Please use this identifier to cite or link to this item: http://repository.futminna.edu.ng:8080/jspui/handle/123456789/10077
Title: Disaster Vulnerability and Resilience of Urban Residents: A Case of Rainstorm Disaster Risk Management in Bida, Nigeria
Authors: Mohammed, Maikudi
Kawu, Aliyu M
Keywords: environment
low-income
rainstorm disaster
risks
urban areas
urban management
Issue Date: 2014
Publisher: Journal of Environmental and Earth Science
Citation: Maikudi Mohammed & Aliyu Kawu (2014). Disaster Vulnerability and Resilience of Urban Residents: A Case of Rainstorm Disaster Risk Management in Bida, Nigeria. Journal of Environmental and Earth Science, I4(17): 52-62 http://www.iiste.org/Journals/index.php/JEES/article/view/15892
Series/Report no.: 14;17
Abstract: Rainstorm disaster is one of the challenges facing a growing number of settlements in Nigeria. Either in rural or urban centres, this environmental catastrophe, has become a recurring and increasingly formidable disaster negatively affecting socio-economic activities. The reduction of the risk and the negative effects of rainstorm disaster has long been a major concern to the residents of Bida in Niger State – central Nigeria.
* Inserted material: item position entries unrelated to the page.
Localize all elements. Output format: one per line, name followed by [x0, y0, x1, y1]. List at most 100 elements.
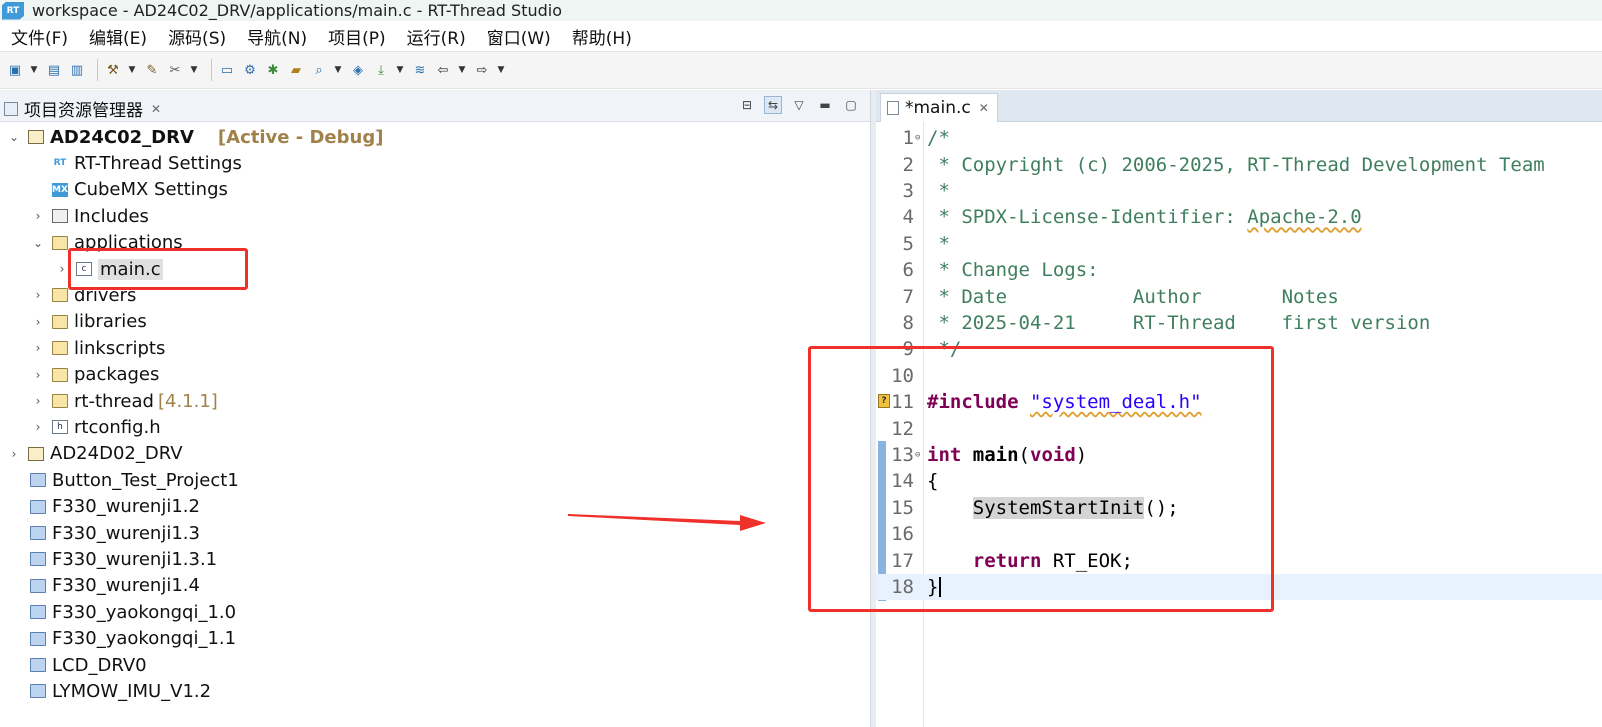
menu-navigate[interactable]: 导航(N): [240, 24, 314, 49]
explorer-view-actions: ⊟ ⇆ ▽ ▬ ▢: [738, 96, 860, 114]
search-icon[interactable]: ⌕: [310, 61, 328, 79]
tree-project-closed[interactable]: F330_wurenji1.4: [30, 573, 200, 599]
tree-project-ad24d02[interactable]: › AD24D02_DRV: [6, 441, 183, 467]
save-all-icon[interactable]: ▥: [68, 61, 86, 79]
chevron-right-icon[interactable]: ›: [30, 209, 46, 223]
chevron-right-icon[interactable]: ›: [30, 394, 46, 408]
tree-project-closed[interactable]: LCD_DRV0: [30, 652, 147, 678]
view-menu-icon[interactable]: ▽: [790, 96, 808, 114]
main-toolbar: ▣ ▼ ▤ ▥ ⚒ ▼ ✎ ✂ ▼ ▭ ⚙ ✱ ▰ ⌕ ▼ ◈ ⤓ ▼ ≋ ⇦ …: [0, 51, 1602, 89]
folder-icon: [52, 288, 68, 303]
tree-project-closed[interactable]: Button_Test_Project1: [30, 467, 239, 493]
settings-gear-icon[interactable]: ⚙: [241, 61, 259, 79]
code-text: * Copyright (c) 2006-2025, RT-Thread Dev…: [927, 153, 1545, 176]
chevron-right-icon[interactable]: ›: [30, 315, 46, 329]
tab-project-explorer[interactable]: 项目资源管理器 ✕: [4, 96, 161, 121]
closed-project-icon: [30, 578, 46, 593]
chevron-right-icon[interactable]: ›: [30, 341, 46, 355]
code-text: *: [927, 232, 950, 255]
tree-item-linkscripts[interactable]: › linkscripts: [30, 335, 166, 361]
layers-icon[interactable]: ≋: [411, 61, 429, 79]
close-icon[interactable]: ✕: [979, 101, 989, 115]
tree-item-label: LCD_DRV0: [52, 654, 147, 676]
back-dropdown-icon[interactable]: ▼: [457, 65, 467, 75]
maximize-icon[interactable]: ▢: [842, 96, 860, 114]
debug-bug-icon[interactable]: ✱: [264, 61, 282, 79]
annotation-arrow: [568, 514, 766, 531]
code-line[interactable]: 5 *: [876, 231, 1602, 257]
close-icon[interactable]: ✕: [151, 102, 161, 116]
tree-item-packages[interactable]: › packages: [30, 362, 160, 388]
tree-project-closed[interactable]: F330_yaokongqi_1.0: [30, 599, 236, 625]
chevron-right-icon[interactable]: ›: [6, 447, 22, 461]
new-icon[interactable]: ▣: [6, 61, 24, 79]
clean-dropdown-icon[interactable]: ▼: [189, 65, 199, 75]
code-line[interactable]: 2 * Copyright (c) 2006-2025, RT-Thread D…: [876, 151, 1602, 177]
tree-item-rtconfig-h[interactable]: › h rtconfig.h: [30, 414, 161, 440]
menu-run[interactable]: 运行(R): [400, 24, 473, 49]
forward-dropdown-icon[interactable]: ▼: [496, 65, 506, 75]
build-dropdown-icon[interactable]: ▼: [127, 65, 137, 75]
code-line[interactable]: 4 * SPDX-License-Identifier: Apache-2.0: [876, 204, 1602, 230]
collapse-all-icon[interactable]: ⊟: [738, 96, 756, 114]
menu-window[interactable]: 窗口(W): [480, 24, 558, 49]
code-text: * 2025-04-21 RT-Thread first version: [927, 311, 1431, 334]
search-dropdown-icon[interactable]: ▼: [333, 65, 343, 75]
tree-item-cubemx-settings[interactable]: MX CubeMX Settings: [52, 177, 228, 203]
chevron-right-icon[interactable]: ›: [30, 368, 46, 382]
tree-project-closed[interactable]: F330_wurenji1.3: [30, 520, 200, 546]
save-icon[interactable]: ▤: [45, 61, 63, 79]
chevron-right-icon[interactable]: ›: [30, 288, 46, 302]
link-with-editor-icon[interactable]: ⇆: [764, 96, 782, 114]
code-line[interactable]: 7 * Date Author Notes: [876, 283, 1602, 309]
flash-download-icon[interactable]: ⤓: [372, 61, 390, 79]
code-line[interactable]: 1 ⊖ /*: [876, 125, 1602, 151]
tree-item-label: F330_wurenji1.2: [52, 496, 200, 518]
menu-source[interactable]: 源码(S): [161, 24, 233, 49]
project-explorer-panel: 项目资源管理器 ✕ ⊟ ⇆ ▽ ▬ ▢ ⌄ AD24C02_DRV [Activ…: [0, 90, 870, 727]
chevron-down-icon[interactable]: ⌄: [30, 236, 46, 250]
tree-item-label: Includes: [74, 205, 149, 227]
code-line[interactable]: 8 * 2025-04-21 RT-Thread first version: [876, 310, 1602, 336]
rebuild-icon[interactable]: ✎: [143, 61, 161, 79]
menu-edit[interactable]: 编辑(E): [82, 24, 154, 49]
code-line[interactable]: 3 *: [876, 178, 1602, 204]
code-text: * SPDX-License-Identifier: Apache-2.0: [927, 206, 1361, 228]
fold-toggle-icon[interactable]: ⊖: [915, 133, 920, 143]
editor-tab-label: *main.c: [905, 98, 971, 118]
project-icon: [28, 446, 44, 461]
folder-open-icon: [52, 235, 68, 250]
code-text: * Date Author Notes: [927, 285, 1339, 308]
menu-project[interactable]: 项目(P): [321, 24, 393, 49]
chevron-down-icon[interactable]: ⌄: [6, 130, 22, 144]
menu-file[interactable]: 文件(F): [4, 24, 75, 49]
tree-item-rt-settings[interactable]: RT RT-Thread Settings: [52, 150, 242, 176]
package-icon[interactable]: ◈: [349, 61, 367, 79]
clean-icon[interactable]: ✂: [166, 61, 184, 79]
open-folder-icon[interactable]: ▰: [287, 61, 305, 79]
tree-project-closed[interactable]: F330_wurenji1.3.1: [30, 546, 217, 572]
flash-dropdown-icon[interactable]: ▼: [395, 65, 405, 75]
tree-item-label: F330_yaokongqi_1.0: [52, 601, 237, 623]
build-hammer-icon[interactable]: ⚒: [104, 61, 122, 79]
tree-project-closed[interactable]: F330_wurenji1.2: [30, 494, 200, 520]
minimize-icon[interactable]: ▬: [816, 96, 834, 114]
back-arrow-icon[interactable]: ⇦: [434, 61, 452, 79]
new-dropdown-icon[interactable]: ▼: [29, 65, 39, 75]
code-text: /*: [927, 127, 950, 150]
tree-item-libraries[interactable]: › libraries: [30, 309, 147, 335]
tree-item-rt-thread[interactable]: › rt-thread [4.1.1]: [30, 388, 218, 414]
menu-help[interactable]: 帮助(H): [565, 24, 639, 49]
closed-project-icon: [30, 631, 46, 646]
tree-project-closed[interactable]: LYMOW_IMU_V1.2: [30, 678, 211, 704]
tree-project-ad24c02[interactable]: ⌄ AD24C02_DRV [Active - Debug]: [6, 124, 383, 150]
tab-main-c[interactable]: *main.c ✕: [880, 93, 998, 122]
tree-project-closed[interactable]: F330_yaokongqi_1.1: [30, 626, 236, 652]
tree-item-label: LYMOW_IMU_V1.2: [52, 680, 212, 702]
code-line[interactable]: 6 * Change Logs:: [876, 257, 1602, 283]
tree-item-includes[interactable]: › Includes: [30, 203, 149, 229]
chevron-right-icon[interactable]: ›: [30, 420, 46, 434]
line-number: 1: [902, 127, 914, 150]
forward-arrow-icon[interactable]: ⇨: [473, 61, 491, 79]
download-monitor-icon[interactable]: ▭: [218, 61, 236, 79]
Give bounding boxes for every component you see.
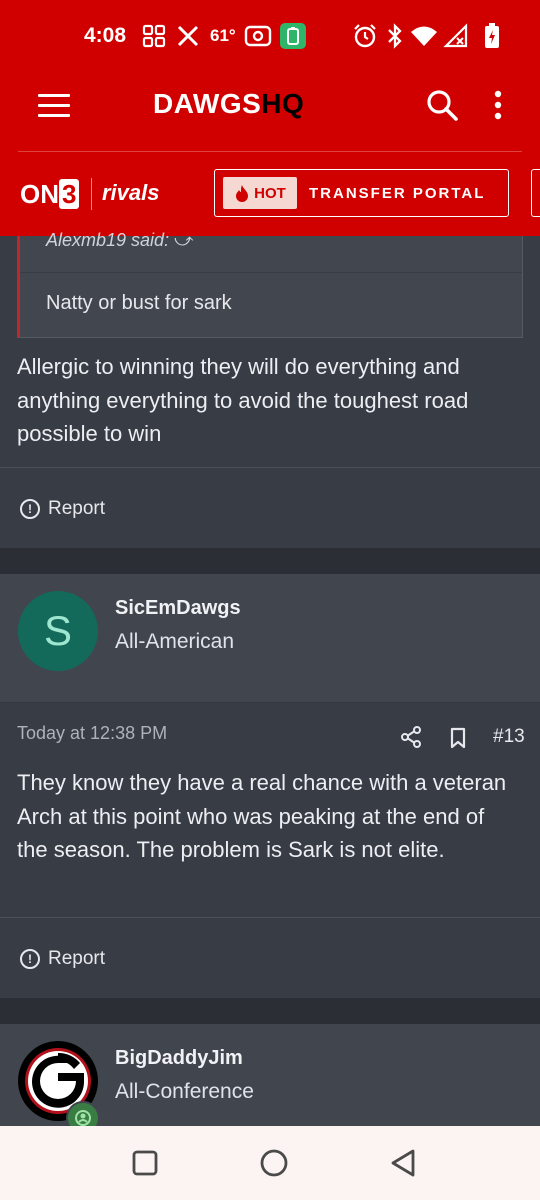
report-icon: ! (20, 499, 40, 519)
post-divider (0, 467, 540, 468)
more-vert-icon[interactable] (484, 88, 512, 122)
quote-text: Natty or bust for sark (46, 292, 232, 314)
radio-icon (244, 22, 272, 50)
user-rank: All-Conference (115, 1080, 254, 1103)
menu-icon[interactable] (38, 94, 70, 118)
card-divider (0, 702, 540, 703)
avatar[interactable]: S (18, 591, 98, 671)
status-temperature: 61° (210, 26, 236, 45)
grid-icon (140, 22, 168, 50)
back-icon[interactable] (386, 1146, 420, 1180)
on3-text: ON (20, 179, 59, 209)
next-nav-button[interactable] (531, 169, 540, 217)
transfer-portal-button[interactable]: HOT TRANSFER PORTAL (214, 169, 509, 217)
post-gap (0, 998, 540, 1024)
on3-number: 3 (59, 179, 80, 209)
report-label: Report (48, 948, 106, 969)
recents-icon[interactable] (128, 1146, 162, 1180)
post-timestamp[interactable]: Today at 12:38 PM (17, 723, 167, 744)
battery-icon (478, 22, 506, 50)
report-icon: ! (20, 949, 40, 969)
post-body: They know they have a real chance with a… (17, 770, 507, 862)
quote-attribution: Alexmb19 said: ⤻ (46, 230, 194, 250)
post-body: Allergic to winning they will do everyth… (17, 354, 469, 446)
username[interactable]: BigDaddyJim (115, 1047, 243, 1070)
username[interactable]: SicEmDawgs (115, 597, 241, 620)
logo-hq: HQ (261, 88, 305, 119)
signal-icon (442, 22, 470, 50)
x-icon (174, 22, 202, 50)
wifi-icon (410, 22, 438, 50)
home-icon[interactable] (257, 1146, 291, 1180)
search-icon[interactable] (425, 88, 459, 122)
status-time: 4:08 (84, 24, 127, 47)
hot-badge: HOT (223, 177, 297, 209)
bookmark-icon[interactable] (449, 727, 467, 749)
logo-main: DAWGS (153, 88, 262, 119)
post-divider (0, 917, 540, 918)
flame-icon (236, 185, 249, 202)
alarm-icon (351, 22, 379, 50)
report-label: Report (48, 498, 106, 519)
user-rank: All-American (115, 630, 235, 653)
report-link[interactable]: ! Report (20, 498, 105, 520)
brand-separator (91, 178, 92, 210)
quote-block: Alexmb19 said: ⤻ Natty or bust for sark (17, 230, 523, 338)
on3-logo[interactable]: ON 3 (20, 179, 80, 210)
share-icon[interactable] (400, 726, 422, 748)
quote-divider (20, 272, 522, 273)
status-bar: 4:08 61° (0, 0, 540, 72)
site-logo[interactable]: DAWGSHQ (153, 88, 304, 120)
transfer-portal-label: TRANSFER PORTAL (309, 184, 486, 202)
post-number-link[interactable]: #13 (493, 726, 525, 748)
battery-app-icon (280, 23, 306, 49)
report-link[interactable]: ! Report (20, 948, 105, 970)
hot-label: HOT (254, 184, 286, 202)
bluetooth-icon (381, 22, 409, 50)
post-gap (0, 548, 540, 574)
quote-expand-icon: ⤻ (174, 230, 194, 250)
rivals-logo[interactable]: rivals (102, 180, 160, 206)
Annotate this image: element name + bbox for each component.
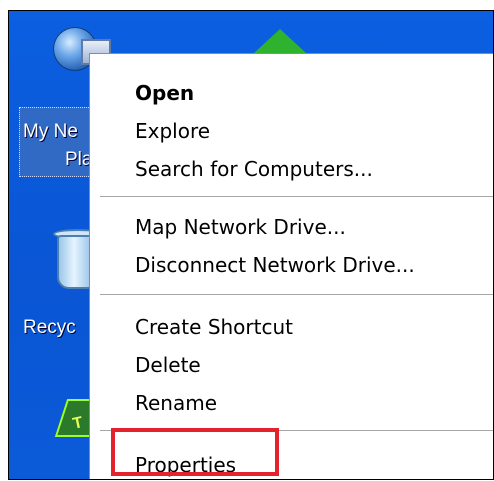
recycle-bin-label: Recyc (23, 317, 76, 338)
properties-highlight-box (111, 428, 279, 476)
menu-item-map-network-drive[interactable]: Map Network Drive... (135, 210, 346, 244)
context-menu: Open Explore Search for Computers... Map… (89, 53, 493, 479)
menu-item-open[interactable]: Open (135, 76, 194, 110)
menu-item-disconnect-network-drive[interactable]: Disconnect Network Drive... (135, 248, 415, 282)
menu-item-create-shortcut[interactable]: Create Shortcut (135, 310, 293, 344)
menu-item-delete[interactable]: Delete (135, 348, 201, 382)
my-network-places-label-line1: My Ne (23, 121, 78, 142)
menu-separator (100, 294, 493, 295)
green-triangle-icon[interactable] (254, 29, 306, 53)
menu-item-explore[interactable]: Explore (135, 114, 210, 148)
menu-item-rename[interactable]: Rename (135, 386, 217, 420)
menu-item-search-for-computers[interactable]: Search for Computers... (135, 152, 373, 186)
screenshot-frame: My Ne Pla Recyc T Open Explore Search fo… (8, 10, 494, 480)
menu-separator (100, 196, 493, 197)
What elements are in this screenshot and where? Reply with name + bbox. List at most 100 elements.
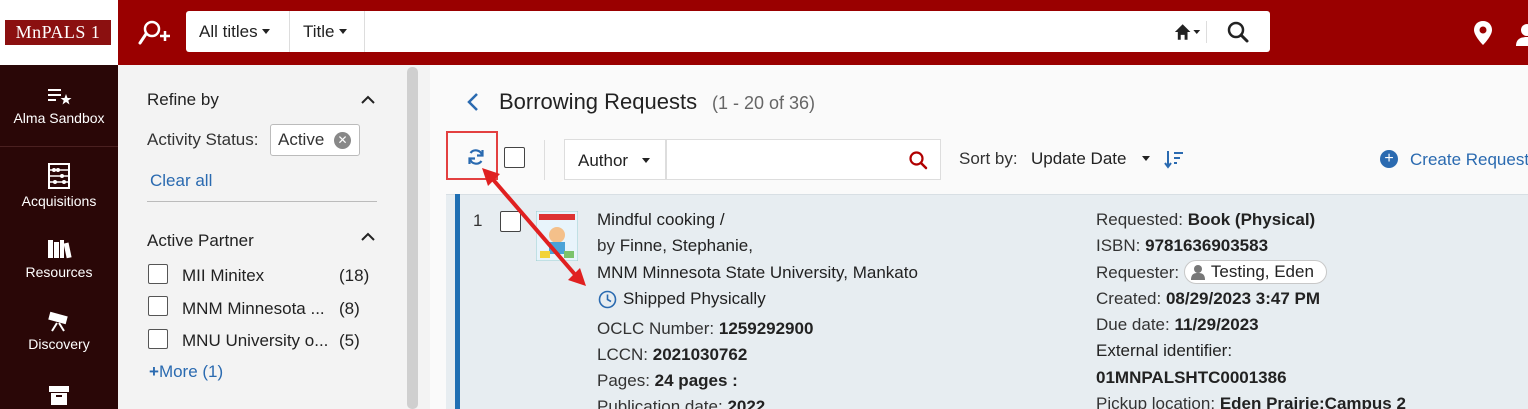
sort-field-dropdown[interactable]: Update Date xyxy=(1031,149,1126,169)
lccn-label: LCCN: xyxy=(597,345,649,364)
row-accent-bar xyxy=(455,194,460,409)
filter-search-input[interactable] xyxy=(666,139,941,180)
active-partner-heading: Active Partner xyxy=(147,231,254,250)
pages-label: Pages: xyxy=(597,371,650,390)
pubdate-value: 2022 xyxy=(727,397,766,409)
facets-scrollbar[interactable] xyxy=(407,67,418,409)
plus-icon: + xyxy=(149,362,159,381)
star-list-icon xyxy=(48,89,72,105)
author-value: Finne, Stephanie, xyxy=(619,236,753,255)
requester-field: Requester: Testing, Eden xyxy=(1096,260,1327,285)
books-icon xyxy=(48,240,72,259)
clear-all-link[interactable]: Clear all xyxy=(150,171,212,191)
clock-icon xyxy=(598,290,617,309)
partner-label[interactable]: MII Minitex xyxy=(182,266,264,286)
page-title: Borrowing Requests xyxy=(499,89,698,114)
search-scope-label: All titles xyxy=(199,22,258,41)
collapse-refine-icon[interactable] xyxy=(361,95,375,105)
facet-divider xyxy=(147,201,377,202)
add-search-icon[interactable] xyxy=(138,18,172,48)
nav-archive[interactable] xyxy=(0,385,118,409)
partner-checkbox[interactable] xyxy=(148,296,168,316)
partner-count: (8) xyxy=(339,299,360,318)
requester-value: Testing, Eden xyxy=(1210,262,1314,282)
logo-area[interactable]: MnPALS 1 xyxy=(0,0,118,65)
pickup-label: Pickup location: xyxy=(1096,394,1216,409)
external-id-label: External identifier: xyxy=(1096,341,1233,360)
row-checkbox[interactable] xyxy=(500,211,521,232)
record-title[interactable]: Mindful cooking / xyxy=(597,210,725,230)
nav-label: Acquisitions xyxy=(21,193,97,209)
requester-chip[interactable]: Testing, Eden xyxy=(1183,260,1327,285)
isbn-label: ISBN: xyxy=(1096,236,1141,255)
created-label: Created: xyxy=(1096,289,1162,308)
due-date-value: 11/29/2023 xyxy=(1174,315,1259,334)
create-request-button[interactable]: Create Request xyxy=(1410,150,1528,170)
more-partners-link[interactable]: +More (1) xyxy=(149,362,223,382)
pubdate-label: Publication date: xyxy=(597,397,723,409)
refresh-icon[interactable] xyxy=(467,148,485,166)
filter-search-icon[interactable] xyxy=(908,150,928,170)
partner-label[interactable]: MNM Minnesota ... xyxy=(182,299,325,319)
filter-field-dropdown[interactable]: Author xyxy=(564,139,666,180)
back-chevron-icon[interactable] xyxy=(466,92,480,112)
nav-label: Resources xyxy=(25,264,93,280)
global-search-box: All titles Title xyxy=(186,11,1270,52)
sort-direction-icon[interactable] xyxy=(1164,149,1184,169)
pubdate-field: Publication date: 2022 xyxy=(597,397,765,409)
partner-count: (5) xyxy=(339,331,360,350)
nav-discovery[interactable]: Discovery xyxy=(0,310,118,352)
partner-checkbox[interactable] xyxy=(148,329,168,349)
person-icon xyxy=(1190,265,1205,281)
filter-field-label: Author xyxy=(578,151,629,170)
nav-label: Discovery xyxy=(28,336,90,352)
home-icon[interactable] xyxy=(1171,21,1207,43)
abacus-icon xyxy=(48,163,70,189)
refine-by-heading: Refine by xyxy=(147,90,219,109)
record-library: MNM Minnesota State University, Mankato xyxy=(597,263,918,282)
more-label: More (1) xyxy=(158,362,224,381)
nav-label: Alma Sandbox xyxy=(13,110,105,126)
user-icon[interactable] xyxy=(1516,22,1528,46)
search-field-dropdown[interactable]: Title xyxy=(290,11,365,52)
location-pin-icon[interactable] xyxy=(1473,20,1493,46)
nav-acquisitions[interactable]: Acquisitions xyxy=(0,163,118,209)
search-scope-dropdown[interactable]: All titles xyxy=(186,11,290,52)
due-date-field: Due date: 11/29/2023 xyxy=(1096,315,1259,335)
search-icon[interactable] xyxy=(1226,20,1250,44)
partner-checkbox[interactable] xyxy=(148,264,168,284)
oclc-field: OCLC Number: 1259292900 xyxy=(597,319,813,339)
institution-logo[interactable]: MnPALS 1 xyxy=(5,20,111,45)
nav-alma-sandbox[interactable]: Alma Sandbox xyxy=(0,86,118,126)
nav-divider xyxy=(0,146,118,147)
pages-value: 24 pages : xyxy=(654,371,738,390)
partner-count: (18) xyxy=(339,266,370,285)
pickup-value: Eden Prairie:Campus 2 xyxy=(1219,394,1406,409)
book-cover-thumbnail[interactable] xyxy=(536,211,578,261)
request-status: Shipped Physically xyxy=(623,289,766,308)
created-field: Created: 08/29/2023 3:47 PM xyxy=(1096,289,1320,309)
oclc-value: 1259292900 xyxy=(718,319,814,338)
lccn-field: LCCN: 2021030762 xyxy=(597,345,747,365)
chevron-down-icon[interactable] xyxy=(1142,156,1150,161)
isbn-field: ISBN: 9781636903583 xyxy=(1096,236,1268,256)
pickup-field: Pickup location: Eden Prairie:Campus 2 xyxy=(1096,394,1406,409)
archive-icon xyxy=(49,386,69,405)
activity-status-label: Activity Status: xyxy=(147,130,259,149)
nav-resources[interactable]: Resources xyxy=(0,238,118,280)
activity-status-chip: Active ✕ xyxy=(270,124,360,156)
isbn-value: 9781636903583 xyxy=(1145,236,1269,255)
lccn-value: 2021030762 xyxy=(652,345,748,364)
partner-label[interactable]: MNU University o... xyxy=(182,331,328,351)
by-prefix: by xyxy=(597,236,615,255)
record-author: by Finne, Stephanie, xyxy=(597,236,753,256)
remove-filter-icon[interactable]: ✕ xyxy=(334,132,351,149)
requested-label: Requested: xyxy=(1096,210,1183,229)
requested-value: Book (Physical) xyxy=(1187,210,1316,229)
oclc-label: OCLC Number: xyxy=(597,319,715,338)
search-field-label: Title xyxy=(303,22,335,41)
create-plus-icon[interactable]: + xyxy=(1380,150,1398,168)
row-index: 1 xyxy=(473,211,483,230)
collapse-partner-icon[interactable] xyxy=(361,232,375,242)
select-all-checkbox[interactable] xyxy=(504,147,525,168)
Using on-the-spot assessments and Descriptive Statistical Analysis (DSA), this work highlighted the effectiveness of disaster relief strategies available to victims of recurrent rainstorm events; the various structural damages occasioned by increasing vulnerability to negative effects of climate change related disasters. On-the-spot field finding shows that this disaster negatively affects all areas of human abode and livelihood in the city. Mitigation strategies mostly employed by low-income urban dwellers that constitute majority of the victims, are not only ineffective for addressing hydro-meteorological disasters, but also known to compound peculiar emergency situations occasioned by disasters. In order to effectively tackle these catastrophic events, urban and regional governments need to intervene meaningfully at all levels of Disaster Risk Reduction (DRR) including disaster risk prevention and management. The present practice of providing food items and household utensils as disaster relief materials to disaster stricken and traumatized urban poor can hardly prevent the reoccurrence or reduce the inevitable impacts of future disasters.